A media lock-up is a security procedure typically associated with politically sensitive disclosures and press conferences. During a media lock-up, accredited journalists receive advance access to information and expert advisers in order to assist with the accuracy of their reporting on matters disclosed. A media lock-up ends when a timed embargo on the release of information is lifted.

Process 
Journalists may be required to sign deed polls or other agreements prior to receiving permission to attend media lock-ups. Mobile phones may be required to be turned off and/or left with a security supervisor upon entry. Laptop, wireless and mobile phone devices must generally be disconnected to prevent any other means of outbound communication until a scheduled embargo is lifted. During a media lock-up, attendees are not permitted to leave the room, and no-one is allowed to approach any internal communications infrastructure. In cases where mobile phones are not required to be surrendered, attendees may be subject to escorts when visiting the bathroom.

Use 
Institutions to impose media lock-ups include the Reserve Bank of Australia, the Australian Government, the New Zealand Treasury, the United States Department of Labor, the South African Treasury, the Government of Canada and the Supreme Court of Canada. The Supreme Court of Canada has stated that it uses media lock-ups "to improve the accuracy of media reporting of Supreme Court of Canada decisions and to assist members of the media in reporting on cases that have attracted a high level of public interest."

Response 
Lock-ups associated with the Australian budget have been controversial. In 2014, members of several trade unions claimed that they have been refused entry to a stakeholder lock-up. Some journalists consider the Australian budget media lock-up "pointless", noting that contentious matters are typically already known due to prior leaks to the press. In 2013, one unnamed attendee described the budget lock-up as "one way the Government can sell its message... They have a captive audience, quite literally."

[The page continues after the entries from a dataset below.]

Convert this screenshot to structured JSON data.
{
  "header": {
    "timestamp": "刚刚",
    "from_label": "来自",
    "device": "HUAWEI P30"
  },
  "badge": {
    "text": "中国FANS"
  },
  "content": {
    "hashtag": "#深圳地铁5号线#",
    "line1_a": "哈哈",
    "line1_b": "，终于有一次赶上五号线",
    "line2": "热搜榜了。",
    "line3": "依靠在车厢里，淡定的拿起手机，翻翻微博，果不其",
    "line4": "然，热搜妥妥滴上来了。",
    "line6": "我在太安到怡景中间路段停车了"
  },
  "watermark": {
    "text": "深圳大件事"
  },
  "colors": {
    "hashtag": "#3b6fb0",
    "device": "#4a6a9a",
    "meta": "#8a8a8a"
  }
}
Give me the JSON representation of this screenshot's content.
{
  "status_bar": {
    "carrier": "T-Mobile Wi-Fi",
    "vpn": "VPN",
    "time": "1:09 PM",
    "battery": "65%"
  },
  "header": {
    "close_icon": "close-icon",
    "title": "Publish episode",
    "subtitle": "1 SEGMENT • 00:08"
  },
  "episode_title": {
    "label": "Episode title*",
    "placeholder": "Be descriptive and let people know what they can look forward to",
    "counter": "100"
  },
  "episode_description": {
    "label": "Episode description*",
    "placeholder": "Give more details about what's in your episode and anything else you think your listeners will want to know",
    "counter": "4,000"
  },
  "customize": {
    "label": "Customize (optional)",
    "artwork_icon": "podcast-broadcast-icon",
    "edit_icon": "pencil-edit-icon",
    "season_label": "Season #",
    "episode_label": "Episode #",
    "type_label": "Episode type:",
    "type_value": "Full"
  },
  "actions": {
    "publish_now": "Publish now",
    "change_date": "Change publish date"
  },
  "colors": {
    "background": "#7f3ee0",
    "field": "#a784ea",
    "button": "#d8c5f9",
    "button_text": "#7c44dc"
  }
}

A media lock-up held by the Government of Canada in January 2015 prior to the tabling of an anti-terrorism bill was criticized by attendees, who were denied access to the bill ahead of the press conference.

In 2011 author Nicholas Russell wrote that media lock-ups "may do more good than harm" by providing journalists with "thinking time" on complex matters. He also wrote that "It can be argued that the lock-up system leads to wholesale homogenization of the news - everyone gets basically the same story."